Der Konflikt zwischen Uiguren und Han-Chinesen betrifft nicht alle Bewohner von XinjiangBild: DW

Viele Völker leben in Xinjiang

Geht es um Xinjiang, ist viel vom ethnisch-kulturellen Dauerkonflikt zwischen Uiguren und Han-Chinesen die Rede. Dabei geht unter, dass es in der Vielvölkerprovinz im Nordwesten Chinas eine Reihe von weiteren ethnischen Minderheiten gibt: Kasachen, Hui, Mongolen, Kirgisen – um nur die größten der insgesamt 47 Minderheiten zu nennen. Sie leben zum Teil seit vielen Jahrhunderten hier. Und anders als der Großteil der Uiguren scheinen diese Minoritäten sich mit der chinesischen Herrschaft weitgehend abgefunden zu haben.

Halbmond auf chinesischem Tempel. Eine Moschee der Hui in UrumquiBild: DW

Mittler zwischen Han und Uiguren

Vor allem die Hui: Sie bilden nach den Uiguren die zweitgrößte Minorität in Xinjiang. Angehörige der Hui gibt es in ganz China, aber nirgendwo so viele wie in den Nordwest-Provinzen Gansu, Qinghai und mit über einer Million eben auch in Xinjiang. Sie haben sich im Laufe der Jahrhunderte den Chinesen angepasst haben. Über eine eigene Sprache verfügen sie nicht mehr. Als "Chinesen muslimischen Glaubens" bezeichnen sie sich und sehen sich gerade in den vergangenen Jahren als Mittler zwischen den Han-Chinesen und den Uiguren.

"Du bist Han-Chinese, ich bin Hui-Chinese – diese Trennung gibt es für mich nicht", sagt der 70-jährige Ma Jianguo. Er ist Hui und arbeitet in einer der vielen Hui-Moscheen in Urumqi. Mit Han-Chinesen verbinde ihn Sprache und Herkunft. "Kulturell und historisch sind wir eng miteinander verflochten", so Ma. So lange er seinen muslimischen Glauben ausleben könne, sehe er auch keinen Anlass, gegen die Regierung zu sein.
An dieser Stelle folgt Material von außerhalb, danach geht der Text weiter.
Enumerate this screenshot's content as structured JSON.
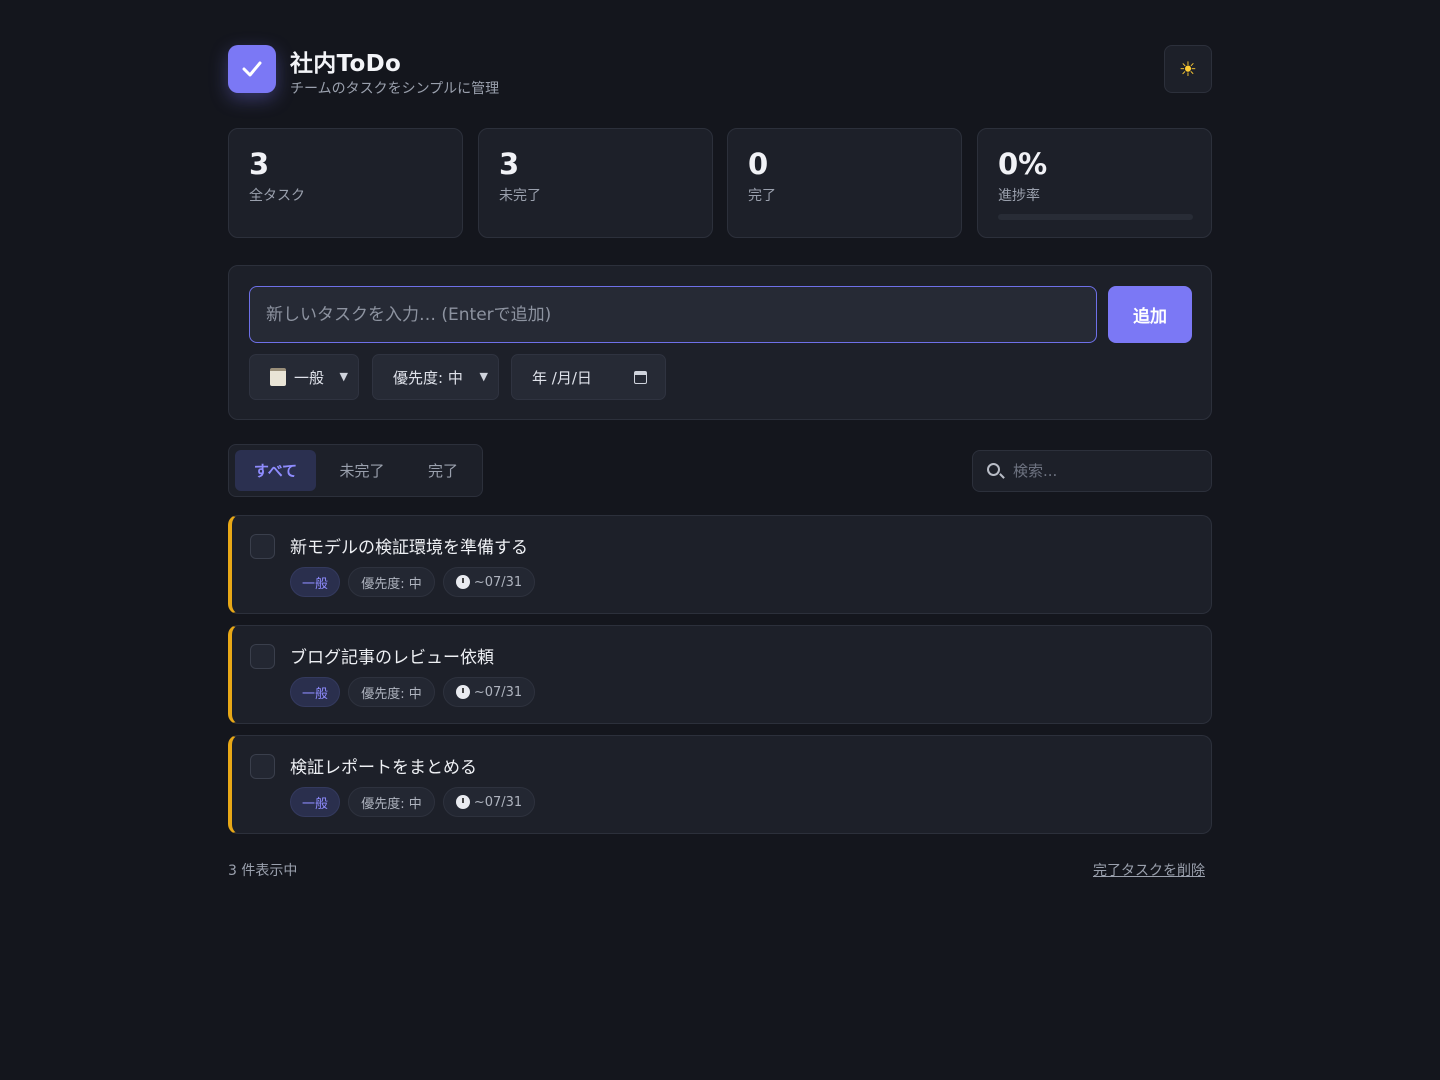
{
  "header": {
    "title": "社内ToDo",
    "subtitle": "チームのタスクをシンプルに管理",
    "logo_icon": "checkmark-icon",
    "theme_icon": "sun-icon",
    "theme_glyph": "☀",
    "accent": "#7b78f5"
  },
  "stats": [
    {
      "value": "3",
      "label": "全タスク"
    },
    {
      "value": "3",
      "label": "未完了"
    },
    {
      "value": "0",
      "label": "完了"
    },
    {
      "value": "0%",
      "label": "進捗率",
      "progress": 0
    }
  ],
  "add_form": {
    "placeholder": "新しいタスクを入力… (Enterで追加)",
    "value": "",
    "add_label": "追加",
    "category": {
      "icon": "clipboard-icon",
      "value": "一般"
    },
    "priority": {
      "value": "優先度: 中"
    },
    "date": {
      "value": "年 /月/日",
      "icon": "calendar-icon"
    }
  },
  "filters": {
    "tabs": [
      "すべて",
      "未完了",
      "完了"
    ],
    "active": "すべて",
    "search_placeholder": "検索..."
  },
  "tasks": [
    {
      "title": "新モデルの検証環境を準備する",
      "category": "一般",
      "priority": "優先度: 中",
      "due": "~07/31",
      "done": false,
      "priority_color": "#e8a817"
    },
    {
      "title": "ブログ記事のレビュー依頼",
      "category": "一般",
      "priority": "優先度: 中",
      "due": "~07/31",
      "done": false,
      "priority_color": "#e8a817"
    },
    {
      "title": "検証レポートをまとめる",
      "category": "一般",
      "priority": "優先度: 中",
      "due": "~07/31",
      "done": false,
      "priority_color": "#e8a817"
    }
  ],
  "footer": {
    "count_text": "3 件表示中",
    "clear_label": "完了タスクを削除"
  }
}
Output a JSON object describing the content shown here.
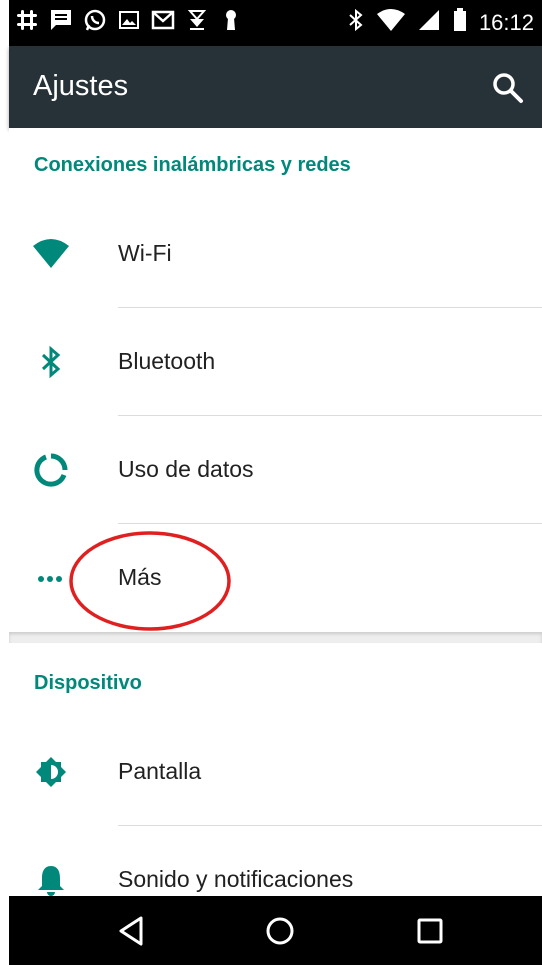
{
  "status_bar": {
    "time": "16:12",
    "left_icons": [
      "slack-icon",
      "message-icon",
      "whatsapp-icon",
      "gallery-icon",
      "gmail-icon",
      "download-icon",
      "keyhole-icon"
    ],
    "right_icons": [
      "bluetooth-icon",
      "wifi-icon",
      "signal-icon",
      "battery-icon"
    ]
  },
  "app_bar": {
    "title": "Ajustes",
    "search_icon": "search-icon"
  },
  "sections": [
    {
      "header": "Conexiones inalámbricas y redes",
      "items": [
        {
          "label": "Wi-Fi",
          "icon": "wifi-icon"
        },
        {
          "label": "Bluetooth",
          "icon": "bluetooth-icon"
        },
        {
          "label": "Uso de datos",
          "icon": "data-usage-icon"
        },
        {
          "label": "Más",
          "icon": "more-dots-icon"
        }
      ]
    },
    {
      "header": "Dispositivo",
      "items": [
        {
          "label": "Pantalla",
          "icon": "brightness-icon"
        },
        {
          "label": "Sonido y notificaciones",
          "icon": "bell-icon"
        }
      ]
    }
  ],
  "nav_bar": {
    "buttons": [
      "back-icon",
      "home-icon",
      "recents-icon"
    ]
  },
  "colors": {
    "accent": "#00897b",
    "app_bar": "#263238",
    "annotation": "#e02020"
  }
}
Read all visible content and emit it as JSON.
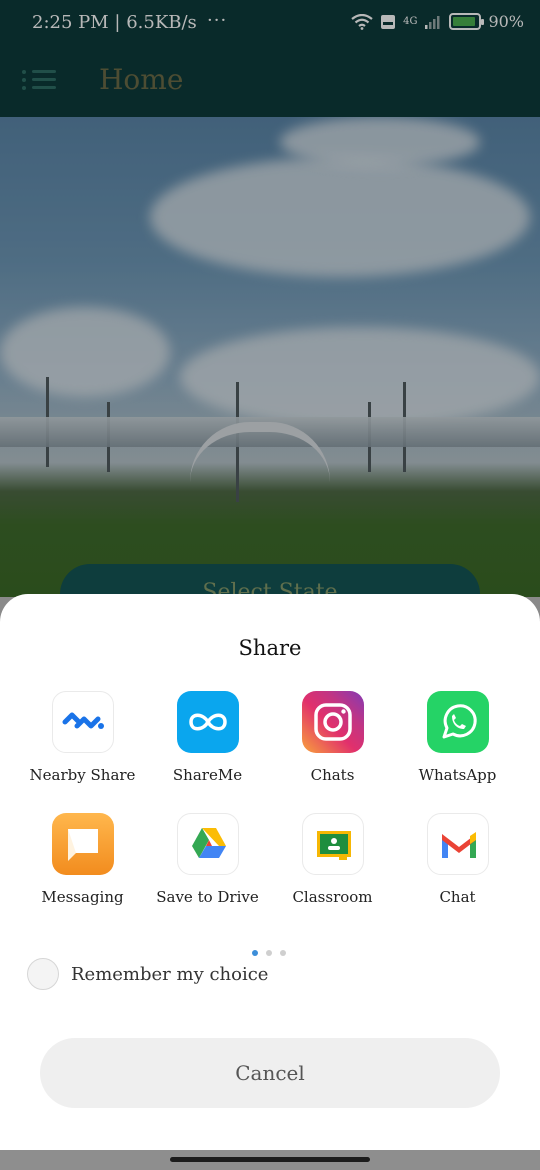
{
  "status_bar": {
    "time": "2:25 PM | 6.5KB/s",
    "dots": "···",
    "network": "4G",
    "battery": "90%",
    "battery_level": 0.9
  },
  "app_bar": {
    "title": "Home"
  },
  "main": {
    "select_button": "Select State"
  },
  "share_sheet": {
    "title": "Share",
    "apps": [
      {
        "label": "Nearby Share",
        "icon": "nearby-share-icon"
      },
      {
        "label": "ShareMe",
        "icon": "shareme-icon"
      },
      {
        "label": "Chats",
        "icon": "instagram-icon"
      },
      {
        "label": "WhatsApp",
        "icon": "whatsapp-icon"
      },
      {
        "label": "Messaging",
        "icon": "messaging-icon"
      },
      {
        "label": "Save to Drive",
        "icon": "google-drive-icon"
      },
      {
        "label": "Classroom",
        "icon": "google-classroom-icon"
      },
      {
        "label": "Chat",
        "icon": "gmail-icon"
      }
    ],
    "page_indicator": {
      "pages": 3,
      "current": 1
    },
    "remember_label": "Remember my choice",
    "cancel_label": "Cancel"
  },
  "colors": {
    "app_bar": "#0d3b3b",
    "sheet": "#ffffff",
    "accent": "#3d8ed9"
  }
}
Mit den Uiguren wiederum verbindet ihn, dass sie fünf Mal am Tag zum gemeinsamen Gebet kommen, einmal die Woche natürlich auch zum Freitagsgebet. Für Ma gilt die Maxime: "Bin ich nett zu ihm, ist er auch nett zu mir." Das sei unter Hui genauso üblich wie unter Uiguren oder Han-Chinesen.

Die Uiguren kämpfen um ihre Sprache, während andere sich mit dem Chinesischen arrangierenBild: DW

Hochchinesisch ist selbstverständlich

Etwas anders, aber in den vergangenen Jahren ebenfalls konfliktarm, verhalten sich die chinesischen Kasachen, von denen es vor allem im Norden Xinjiangs mehrere Zehntausend gibt. Sie gelten im Han-chinesisch dominierten Gesellschaftsleben als sehr gut integriert, weil die meisten von ihnen sowohl sehr gut Han-Chinesisch beherrschen als auch Uigurisch, was dem Kasachischen sehr ähnlich ist. Ob es an den guten Sprachkenntnissen liegt, dass auch die Arbeitslosigkeit unter Kasachen niedriger ist als bei den Uiguren?

"Natürlich finden sich zwischen Kasachen und Han-Chinesen auch große Unterschiede", erzählt die 24-jährige Alwina in akzentfreiem Han-Chinesisch. Und nicht bei allen Themen komme man auf einen grünen Zweig – etwa was die Einstellung zum Glauben betreffe. So wie Uiguren sind auch die meisten Kasachen in Xinjiang Muslime. Aber die meisten ihrer kasachischen Freunde würden wissen, so Alwina, dass eine gemeinsame Sprache viele Missverständnisse ausräume. Und da die Han-Chinesen die große Mehrheit bilden, ist es für sie selbstverständlich, dass sie hochchinesisch lernt. Ihre Eltern haben sie von Anfang an auf eine Schule geschickt, auf der nur Han-chinesisch gesprochen wird, erzählt sie. Das würden viele kasachische Eltern tun.

Auf das uigurische Streben nach Unabhängigkeit reagieren die Chinesen mit Druck und Gewalt - wie vor einem Jahr in UrumqiBild: AP

Eigene Kultur: Ja; Unabhängigkeit: Nein

Dass Kasachen und etwa auch Mongolen in Xinjiang sich eher mit der Han-chinesischen Dominanz abgefunden haben als Uiguren, dürfte vor allem einen Grund haben: Kasachen und Mongolen können sich an eigenen Staaten orientieren, mit denen sie seit der zunehmenden Öffnung auch einen regen Austausch pflegen. Uiguren haben diese Möglichkeit nicht. Sie sehen ihr Kernland in Xinjiang.
Peking wiederum fördert zwar im Prinzip den kulturellen Fortbestand der ethnischen Minoritäten. Es gibt für sie eigene Schulen, Radio- und Fernsehstationen – alles unter staatlicher Kontrolle, versteht sich. Wenn eine dieser Gruppen aber nach Unabhängigkeit strebt, dann greift der Staat durch, rigoros und kompromisslos.